Reference

Functions aiding and orchestrating the execution and validation of the weave workflow.

File helper functions¶

`get_all_seq_dirs(top_dir, server)` ¶

Gather and return all sequencing directories from the top_dir. This is tightly coupled at the moment to the directory that is on RML-BigSky. In the future will need to the take a look at how to do this more generally

Source code in scripts/files.py

def get_all_seq_dirs(top_dir, server):
    """
        Gather and return all sequencing directories from the `top_dir`. 
        This is tightly coupled at the moment to the directory that is on RML-BigSky.
        In the future will need to the take a look at how to do this more generally
    """
    if isinstance(top_dir, str): top_dir = Path(top_dir)
    _dirs = []
    for _file in top_dir.glob('*'):
        if _file.is_dir():
            for _file2 in _file.glob('*'):
                if _file2.is_dir() and check_access(_file2, R_OK):
                    _dirs.append(_file2.resolve())
    # check if directory is processed or not
    return _dirs

`is_dir_staged(server, run_dir)` ¶

filter check for wheter or not a directory has the appropriate breadcrumbs or not

CopyComplete.txt - file transfer from instrument breadcrumb, blank (won't be there on instruments != NextSeq2k)

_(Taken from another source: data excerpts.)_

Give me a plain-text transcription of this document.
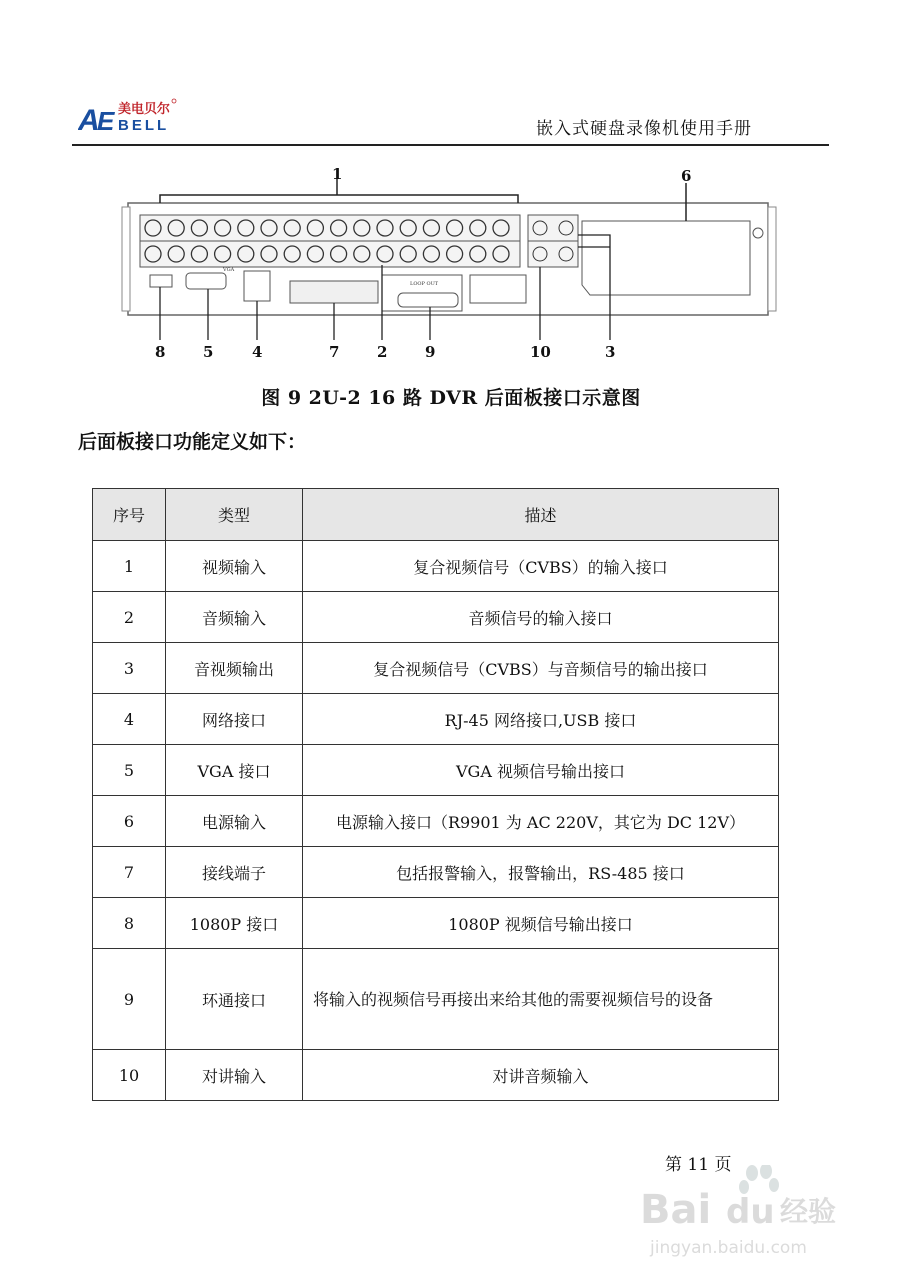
A
E 美电贝尔
BELL	嵌入式硬盘录像机使用手册
1	6
VGA
LOOP OUT
8	5	4	7	2	9	10	3
图 9 2U-2 16 路 DVR 后面板接口示意图
后面板接口功能定义如下：
序号	类型	描述
1	视频输入	复合视频信号（CVBS）的输入接口
2	音频输入	音频信号的输入接口
3	音视频输出	复合视频信号（CVBS）与音频信号的输出接口
4	网络接口	RJ-45 网络接口,USB 接口
5	VGA 接口	VGA 视频信号输出接口
6	电源输入	电源输入接口（R9901 为 AC 220V，其它为 DC 12V）
7	接线端子	包括报警输入，报警输出，RS-485 接口
8	1080P 接口	1080P 视频信号输出接口
9	环通接口	将输入的视频信号再接出来给其他的需要视频信号的设备
10	对讲输入	对讲音频输入
第 11 页
Bai du 经验
jingyan.baidu.com
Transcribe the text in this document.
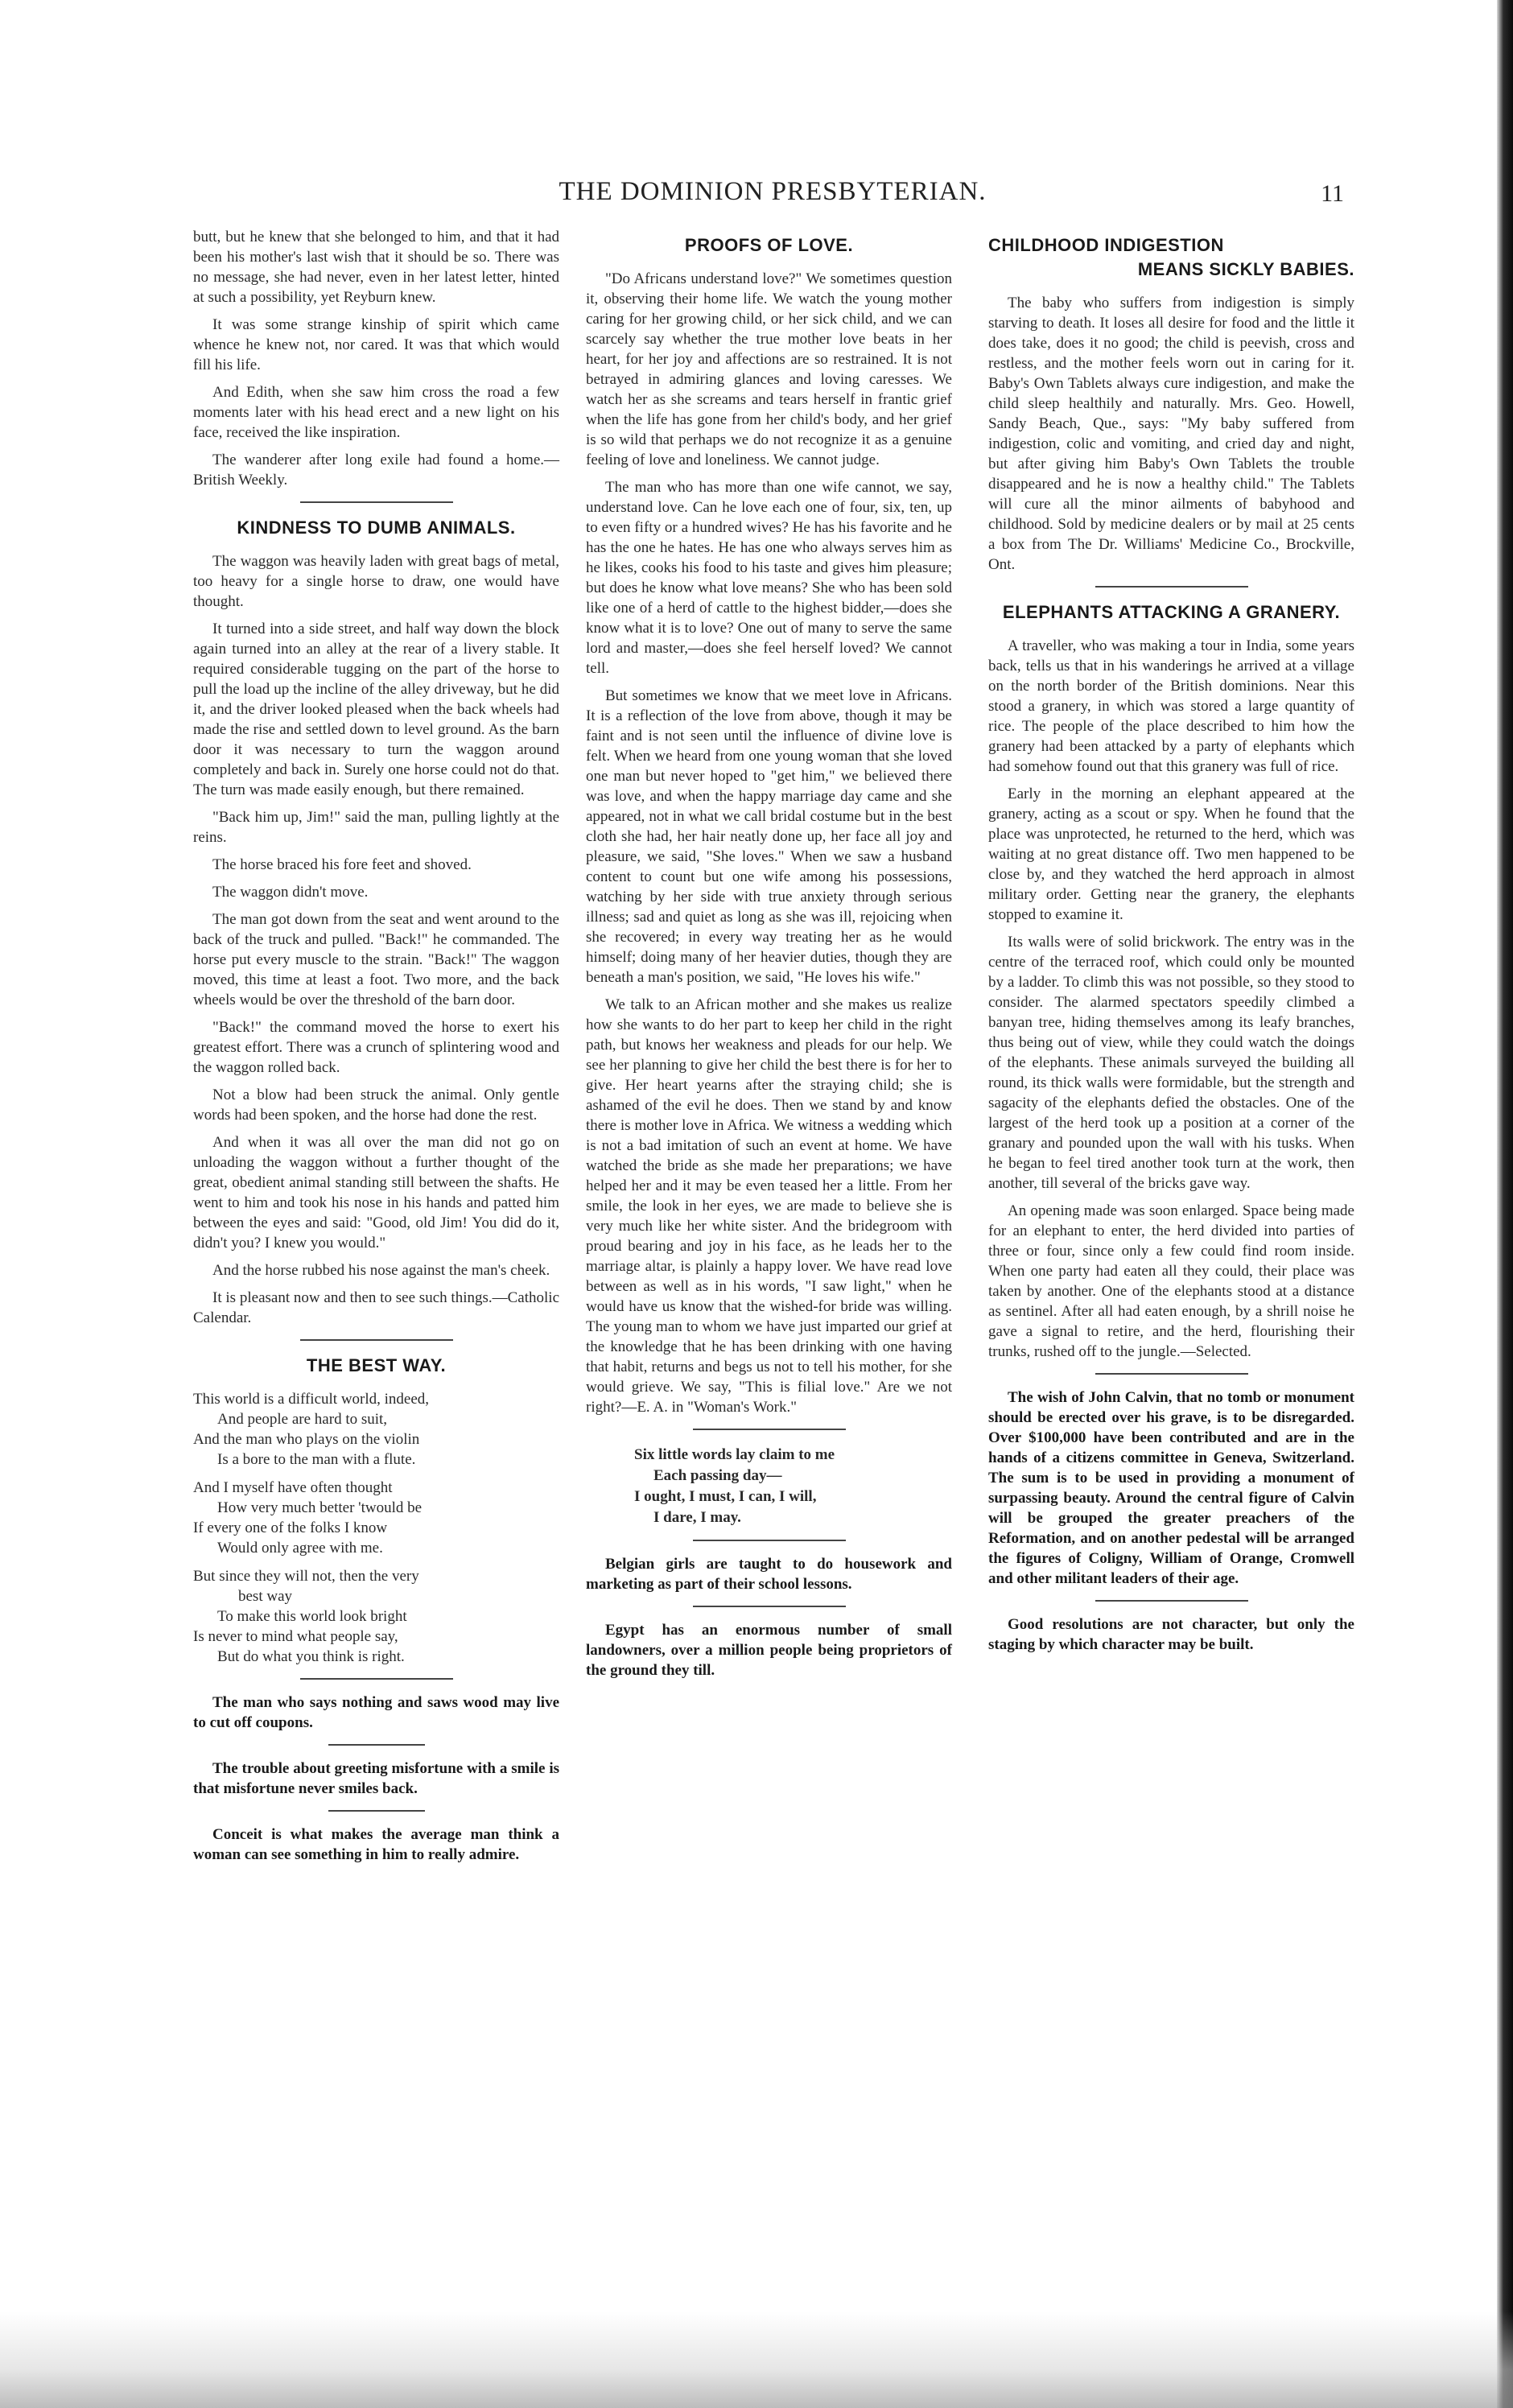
THE DOMINION PRESBYTERIAN.	11

butt, but he knew that she belonged to him, and that it had been his mother's last wish that it should be so. There was no message, she had never, even in her latest letter, hinted at such a possibility, yet Reyburn knew.

It was some strange kinship of spirit which came whence he knew not, nor cared. It was that which would fill his life.

And Edith, when she saw him cross the road a few moments later with his head erect and a new light on his face, received the like inspiration.

The wanderer after long exile had found a home.—British Weekly.

KINDNESS TO DUMB ANIMALS.

The waggon was heavily laden with great bags of metal, too heavy for a single horse to draw, one would have thought.

It turned into a side street, and half way down the block again turned into an alley at the rear of a livery stable. It required considerable tugging on the part of the horse to pull the load up the incline of the alley driveway, but he did it, and the driver looked pleased when the back wheels had made the rise and settled down to level ground. As the barn door it was necessary to turn the waggon around completely and back in. Surely one horse could not do that. The turn was made easily enough, but there remained.

"Back him up, Jim!" said the man, pulling lightly at the reins.

The horse braced his fore feet and shoved.

The waggon didn't move.

The man got down from the seat and went around to the back of the truck and pulled. "Back!" he commanded. The horse put every muscle to the strain. "Back!" The waggon moved, this time at least a foot. Two more, and the back wheels would be over the threshold of the barn door.

"Back!" the command moved the horse to exert his greatest effort. There was a crunch of splintering wood and the waggon rolled back.

Not a blow had been struck the animal. Only gentle words had been spoken, and the horse had done the rest.

And when it was all over the man did not go on unloading the waggon without a further thought of the great, obedient animal standing still between the shafts. He went to him and took his nose in his hands and patted him between the eyes and said: "Good, old Jim! You did do it, didn't you? I knew you would."

And the horse rubbed his nose against the man's cheek.

It is pleasant now and then to see such things.—Catholic Calendar.

THE BEST WAY.
This world is a difficult world, indeed,
And people are hard to suit,
And the man who plays on the violin
Is a bore to the man with a flute.
And I myself have often thought
How very much better 'twould be
If every one of the folks I know
Would only agree with me.
But since they will not, then the very
best way
To make this world look bright
Is never to mind what people say,
But do what you think is right.

The man who says nothing and saws wood may live to cut off coupons.

The trouble about greeting misfortune with a smile is that misfortune never smiles back.

Conceit is what makes the average man think a woman can see something in him to really admire.

PROOFS OF LOVE.

"Do Africans understand love?" We sometimes question it, observing their home life. We watch the young mother caring for her growing child, or her sick child, and we can scarcely say whether the true mother love beats in her heart, for her joy and affections are so restrained. It is not betrayed in admiring glances and loving caresses. We watch her as she screams and tears herself in frantic grief when the life has gone from her child's body, and her grief is so wild that perhaps we do not recognize it as a genuine feeling of love and loneliness. We cannot judge.

The man who has more than one wife cannot, we say, understand love. Can he love each one of four, six, ten, up to even fifty or a hundred wives? He has his favorite and he has the one he hates. He has one who always serves him as he likes, cooks his food to his taste and gives him pleasure; but does he know what love means? She who has been sold like one of a herd of cattle to the highest bidder,—does she know what it is to love? One out of many to serve the same lord and master,—does she feel herself loved? We cannot tell.

But sometimes we know that we meet love in Africans. It is a reflection of the love from above, though it may be faint and is not seen until the influence of divine love is felt. When we heard from one young woman that she loved one man but never hoped to "get him," we believed there was love, and when the happy marriage day came and she appeared, not in what we call bridal costume but in the best cloth she had, her hair neatly done up, her face all joy and pleasure, we said, "She loves." When we saw a husband content to count but one wife among his possessions, watching by her side with true anxiety through serious illness; sad and quiet as long as she was ill, rejoicing when she recovered; in every way treating her as he would himself; doing many of her heavier duties, though they are beneath a man's position, we said, "He loves his wife."

We talk to an African mother and she makes us realize how she wants to do her part to keep her child in the right path, but knows her weakness and pleads for our help. We see her planning to give her child the best there is for her to give. Her heart yearns after the straying child; she is ashamed of the evil he does. Then we stand by and know there is mother love in Africa. We witness a wedding which is not a bad imitation of such an event at home. We have watched the bride as she made her preparations; we have helped her and it may be even teased her a little. From her smile, the look in her eyes, we are made to believe she is very much like her white sister. And the bridegroom with proud bearing and joy in his face, as he leads her to the marriage altar, is plainly a happy lover. We have read love between as well as in his words, "I saw light," when he would have us know that the wished-for bride was willing. The young man to whom we have just imparted our grief at the knowledge that he has been drinking with one having that habit, returns and begs us not to tell his mother, for she would grieve. We say, "This is filial love." Are we not right?—E. A. in "Woman's Work."

Six little words lay claim to me
Each passing day—
I ought, I must, I can, I will,
I dare, I may.

Belgian girls are taught to do housework and marketing as part of their school lessons.

Egypt has an enormous number of small landowners, over a million people being proprietors of the ground they till.

CHILDHOOD INDIGESTION
MEANS SICKLY BABIES.

The baby who suffers from indigestion is simply starving to death. It loses all desire for food and the little it does take, does it no good; the child is peevish, cross and restless, and the mother feels worn out in caring for it. Baby's Own Tablets always cure indigestion, and make the child sleep healthily and naturally. Mrs. Geo. Howell, Sandy Beach, Que., says: "My baby suffered from indigestion, colic and vomiting, and cried day and night, but after giving him Baby's Own Tablets the trouble disappeared and he is now a healthy child." The Tablets will cure all the minor ailments of babyhood and childhood. Sold by medicine dealers or by mail at 25 cents a box from The Dr. Williams' Medicine Co., Brockville, Ont.

ELEPHANTS ATTACKING A GRANERY.

A traveller, who was making a tour in India, some years back, tells us that in his wanderings he arrived at a village on the north border of the British dominions. Near this stood a granery, in which was stored a large quantity of rice. The people of the place described to him how the granery had been attacked by a party of elephants which had somehow found out that this granery was full of rice.

Early in the morning an elephant appeared at the granery, acting as a scout or spy. When he found that the place was unprotected, he returned to the herd, which was waiting at no great distance off. Two men happened to be close by, and they watched the herd approach in almost military order. Getting near the granery, the elephants stopped to examine it.

Its walls were of solid brickwork. The entry was in the centre of the terraced roof, which could only be mounted by a ladder. To climb this was not possible, so they stood to consider. The alarmed spectators speedily climbed a banyan tree, hiding themselves among its leafy branches, thus being out of view, while they could watch the doings of the elephants. These animals surveyed the building all round, its thick walls were formidable, but the strength and sagacity of the elephants defied the obstacles. One of the largest of the herd took up a position at a corner of the granary and pounded upon the wall with his tusks. When he began to feel tired another took turn at the work, then another, till several of the bricks gave way.

An opening made was soon enlarged. Space being made for an elephant to enter, the herd divided into parties of three or four, since only a few could find room inside. When one party had eaten all they could, their place was taken by another. One of the elephants stood at a distance as sentinel. After all had eaten enough, by a shrill noise he gave a signal to retire, and the herd, flourishing their trunks, rushed off to the jungle.—Selected.

The wish of John Calvin, that no tomb or monument should be erected over his grave, is to be disregarded. Over $100,000 have been contributed and are in the hands of a citizens committee in Geneva, Switzerland. The sum is to be used in providing a monument of surpassing beauty. Around the central figure of Calvin will be grouped the greater preachers of the Reformation, and on another pedestal will be arranged the figures of Coligny, William of Orange, Cromwell and other militant leaders of their age.

Good resolutions are not character, but only the staging by which character may be built.
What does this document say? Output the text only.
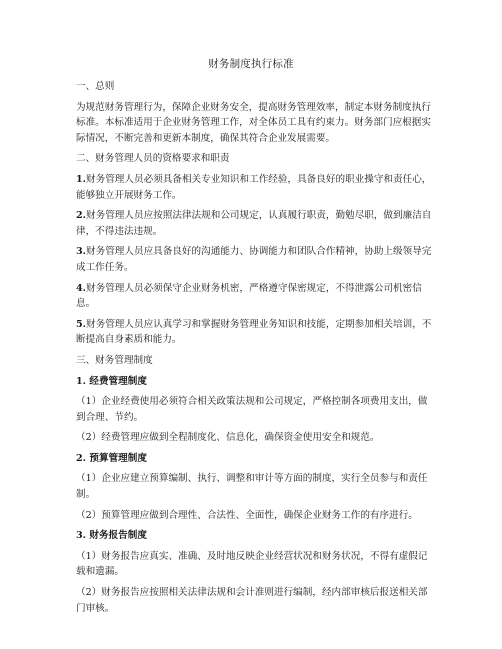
财务制度执行标准
一、总则
为规范财务管理行为，保障企业财务安全，提高财务管理效率，制定本财务制度执行标准。本标准适用于企业财务管理工作，对全体员工具有约束力。财务部门应根据实际情况，不断完善和更新本制度，确保其符合企业发展需要。
二、财务管理人员的资格要求和职责
1.财务管理人员必须具备相关专业知识和工作经验，具备良好的职业操守和责任心，能够独立开展财务工作。
2.财务管理人员应按照法律法规和公司规定，认真履行职责，勤勉尽职，做到廉洁自律，不得违法违规。
3.财务管理人员应具备良好的沟通能力、协调能力和团队合作精神，协助上级领导完成工作任务。
4.财务管理人员必须保守企业财务机密，严格遵守保密规定，不得泄露公司机密信息。
5.财务管理人员应认真学习和掌握财务管理业务知识和技能，定期参加相关培训，不断提高自身素质和能力。
三、财务管理制度
1. 经费管理制度
（1）企业经费使用必须符合相关政策法规和公司规定，严格控制各项费用支出，做到合理、节约。
（2）经费管理应做到全程制度化、信息化，确保资金使用安全和规范。
2. 预算管理制度
（1）企业应建立预算编制、执行、调整和审计等方面的制度，实行全员参与和责任制。
（2）预算管理应做到合理性、合法性、全面性，确保企业财务工作的有序进行。
3. 财务报告制度
（1）财务报告应真实、准确、及时地反映企业经营状况和财务状况，不得有虚假记载和遗漏。
（2）财务报告应按照相关法律法规和会计准则进行编制，经内部审核后报送相关部门审核。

RTAComplete.txt - sequencing breadcrumb, CSV file with values: Run Date, Run time, Instrument ID

RunInfo.xml - XML metainformation (RunID, Tiles, etc)

Source code in scripts/files.py

def is_dir_staged(server, run_dir):
    """
        filter check for wheter or not a directory has the appropriate breadcrumbs or not

        CopyComplete.txt - file transfer from instrument breadcrumb, blank (won't be there on instruments != NextSeq2k)

        RTAComplete.txt - sequencing breadcrumb, CSV file with values:
            Run Date, Run time, Instrument ID

        RunInfo.xml - XML metainformation (RunID, Tiles, etc)
    """
    analyzed_checks = [
        Path(run_dir, 'RTAComplete.txt').exists(),
        Path(run_dir, 'SampleSheet.csv').exists(),
        Path(run_dir, 'RunInfo.xml').exists(),
    ]
    return all(analyzed_checks)

`parse_samplesheet(ss)` ¶

Parse the sample sheet into data structure

Source code in scripts/files.py

def parse_samplesheet(ss):
    """
        Parse the sample sheet into data structure
    """
    parser = sniff_samplesheet(ss)
    return parser(ss)

`runid2samplesheet(runid, top_dir=DIRECTORY_CONFIGS['bigsky']['seq'])` ¶

Given a valid run id return the path to the sample sheet

Source code in scripts/files.py

def runid2samplesheet(runid, top_dir=DIRECTORY_CONFIGS['bigsky']['seq']):
    """
        Given a valid run id return the path to the sample sheet
    """
    ss_path = Path(top_dir, runid)
    if not ss_path.exists():
        raise FileNotFoundError(f"Run directory does not exist: {ss_path}")
    if Path(ss_path, f"SampleSheet.txt").exists():
        ss_path = Path(ss_path, f"SampleSheet.txt")
    elif Path(ss_path, f"SampleSheet.csv").exists():
        ss_path = Path(ss_path, f"SampleSheet.csv")
    elif Path(ss_path, f"SampleSheet_{runid}.txt").exists():
        ss_path = Path(ss_path, f"SampleSheet_{runid}.txt")
    elif Path(ss_path, f"SampleSheet_{runid}.csv").exists():
        ss_path = Path(ss_path, f"SampleSheet_{runid}.csv")
    else:
        raise FileNotFoundError("Run sample sheet does not exist: " + str(ss_path) + f"/SampleSheet_{runid}.[txt, csv]")
    return ss_path

`sniff_samplesheet(ss)` ¶

Given a sample sheet file return the appropriate function to parse the sheet.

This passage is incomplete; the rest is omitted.